Il numero di visitatori è anch’esso in crescita: la Pinacoteca ha registrato circa 650.000 ingressi nel 2023, un aumento significativo rispetto ai 463.000 dell’anno precedente. I ricavi da biglietteria sono saliti da 3,5 milioni a circa 6 milioni. Anche il Cenacolo Vinciano ha mantenuto un limite di ingressi contingentati, con circa 540.000 visite.
Con un organico di 200 dipendenti e un bilancio che supera i 15 milioni di euro, la Grande Brera opera con criteri simili a quelli di una società. Tuttavia, le risorse provenienti da sponsorizzazioni e dal meccanismo dell’Art Bonus erano praticamente azzerate nel 2023. Nel 2025, grazie al lancio del “Patto per Brera”, sono state raccolte sponsorizzazioni per 200.000 euro e 950.000 euro in erogazioni liberali. Questo patto coinvolge 16 partner che contribuiscono annualmente con 50.000 euro per progetti ad alto impatto sociale.
Tra i partner figurano nomi noti come Sabina Belli di Pomellato, Barbara Berlusconi della Fondazione Barbara Berlusconi, e rappresentanti di importanti aziende come Esselunga e Intesa Sanpaolo. Inoltre, è stato presentato un Partenariato speciale pubblico-privato, finalizzato alla gestione di servizi e alla creazione di nuove forme di cooperazione, tra cui un Design Store ispirato al modello del MoMA di New York.
Le concessioni per servizi come biglietteria e bookshop saranno rinnovate, e negli ultimi anni queste hanno generato circa 1,8 milioni di euro.

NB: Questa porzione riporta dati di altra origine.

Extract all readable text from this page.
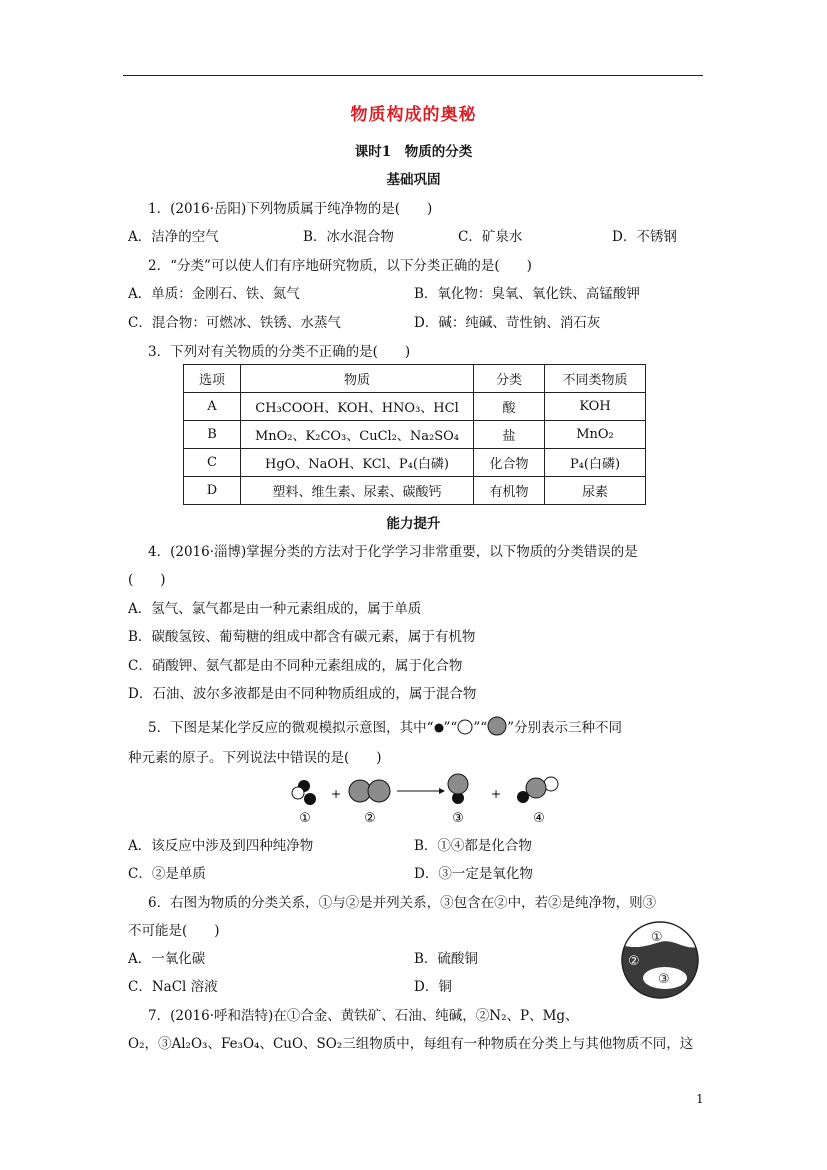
物质构成的奥秘
课时1　物质的分类
基础巩固
1．(2016·岳阳)下列物质属于纯净物的是(　　)
A．洁净的空气	B．冰水混合物	C．矿泉水	D．不锈钢
2．“分类”可以使人们有序地研究物质，以下分类正确的是(　　)
A．单质：金刚石、铁、氮气	B．氧化物：臭氧、氧化铁、高锰酸钾
C．混合物：可燃冰、铁锈、水蒸气	D．碱：纯碱、苛性钠、消石灰
3．下列对有关物质的分类不正确的是(　　)
选项	物质	分类	不同类物质
A	CH₃COOH、KOH、HNO₃、HCl	酸	KOH
B	MnO₂、K₂CO₃、CuCl₂、Na₂SO₄	盐	MnO₂
C	HgO、NaOH、KCl、P₄(白磷)	化合物	P₄(白磷)
D	塑料、维生素、尿素、碳酸钙	有机物	尿素
能力提升
4．(2016·淄博)掌握分类的方法对于化学学习非常重要，以下物质的分类错误的是
(　　)
A．氢气、氯气都是由一种元素组成的，属于单质
B．碳酸氢铵、葡萄糖的组成中都含有碳元素，属于有机物
C．硝酸钾、氨气都是由不同种元素组成的，属于化合物
D．石油、波尔多液都是由不同种物质组成的，属于混合物
5．下图是某化学反应的微观模拟示意图，其中“ ”“ ”“ ”分别表示三种不同
种元素的原子。下列说法中错误的是(　　)
+	+
①	②	③	④
A．该反应中涉及到四种纯净物	B．①④都是化合物
C．②是单质	D．③一定是氧化物
6．右图为物质的分类关系，①与②是并列关系，③包含在②中，若②是纯净物，则③
不可能是(　　)
A．一氧化碳	B．硫酸铜
C．NaCl 溶液	D．铜
①
②
③
7．(2016·呼和浩特)在①合金、黄铁矿、石油、纯碱，②N₂、P、Mg、
O₂，③Al₂O₃、Fe₃O₄、CuO、SO₂三组物质中，每组有一种物质在分类上与其他物质不同，这
1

Tra gli obiettivi del primo mandato di Crespi ci sono il completamento dei percorsi urbanistici della Grande Brera, la riapertura della Mediateca e lo sviluppo di progetti sociali, con sei o sette grandi mostre previste per quest’anno e un aumento delle esposizioni nel 2027.
Per raggiungere questi ambiziosi risultati, Crespi ha evidenziato la necessità di ampliare la rete di partner e sostenitori privati, un passo cruciale per garantire la sostenibilità e la valorizzazione del patrimonio culturale italiano.